Vegetables are vegetables no matter how you slice them…
…Except when they’re not.
If you’ve never heard of “spiralizing”, you have now. It’s one of the hottest food trends, artfully transforming sturdy vegetables (think zucchini, cucumber, squash, and sweet potato) into wonderfully delicious noodles. Unlike traditionally grain-based noodles (like the starch-heavy spaghetti piled onto lunch line trays in elementary school cafeterias across the country), “spiralized” veggies are light on the carbs and heavy on the nutrients. But more importantly, “spiralized” vegetables are mouthwatering. Seriously, just give them a try—you and your family won’t be able to get enough of them!
So, how does “spiralizing” work?
Well, it all starts with adding a “spiralizer” to your kitchen. A spiralizer is the magic tool that allows health-conscious Americans from all walks of life transform farm-fresh produce into piles of pasta-replacing noodles. But don’t limit yourself to simple veggies—hard-fruits like apples, pears, and nectarines are wonderful once spiraled. Give them to friends and family for a fun, on-the-go snack, or use them to add a little culinary flair to your next dessert. For those of you watching your weight or blood sugar, “spiralized” fruits and veggies are going to brighten-up and liven-up the “bleh” of your everyday diet. Not only will your food look more appealing, it will taste better too! If you’re someone who doesn’t usually “love” eating their vegetables, guess what? You NEED a “spiralizer”, and you needed it yesterday. You’re one “spiralizer” away from creating delicious salads and beautiful side dishes that look as good as they taste. Already have a “spiralizer” Not to worry, there’s something in this article for you too! Try one of my favorite “spiralized” recipes featuring butternut squash (included below) and don’t forget to let me know what your favorite “spiralized” vegetable is!

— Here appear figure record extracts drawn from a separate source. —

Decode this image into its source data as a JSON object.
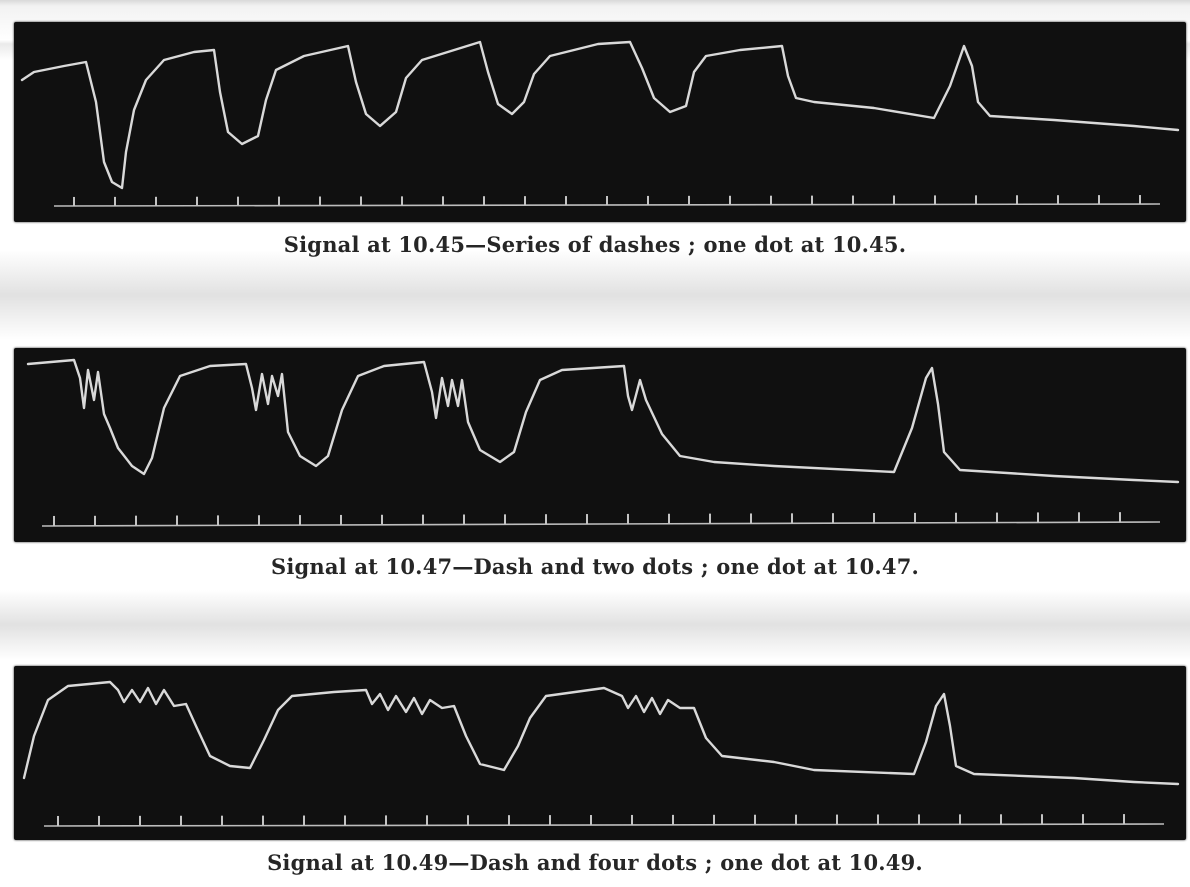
{
  "panels": [
    {
      "caption": "Signal at 10.45—Series of dashes ; one dot at 10.45."
    },
    {
      "caption": "Signal at 10.47—Dash and two dots ; one dot at 10.47."
    },
    {
      "caption": "Signal at 10.49—Dash and four dots ; one dot at 10.49."
    }
  ]
}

1 – Small butternut squash, peeled, halved, and seeded
1 – Sweet potato, peeled
1 – 4oz of tofu
2 – Teaspoon of avocado oil
1 – Handful of spinach
2 – Scallions, diced
1 – Jalapeno, diced
- Lightly brush the butternut squash halves with avocado oil before placing cut-side down on the grill (medium-high heat). Allow to grill for 6-8 minutes on each side. Remove from heat and set aside.
- Lightly brush sweet potato in avocado oil, then place on grill, cooking 6-8 minutes on each side. Remove from heat and set aside (medium-high heat).
- Lightly brush 4oz of tofu with avocado oil, then place on grill for 1-2 minutes per side (medium-high heat).
- Take the grilled butternut squash and sweet potato, and “spiralize” them into a medium-sized salad bowl.
- Dice the grilled tofu and add to bowl with the butternut squash, and potato.
- Add scallions and jalapeno to salad bowl as well.
- Dress with avocado oil. Toss, serve, and enjoy!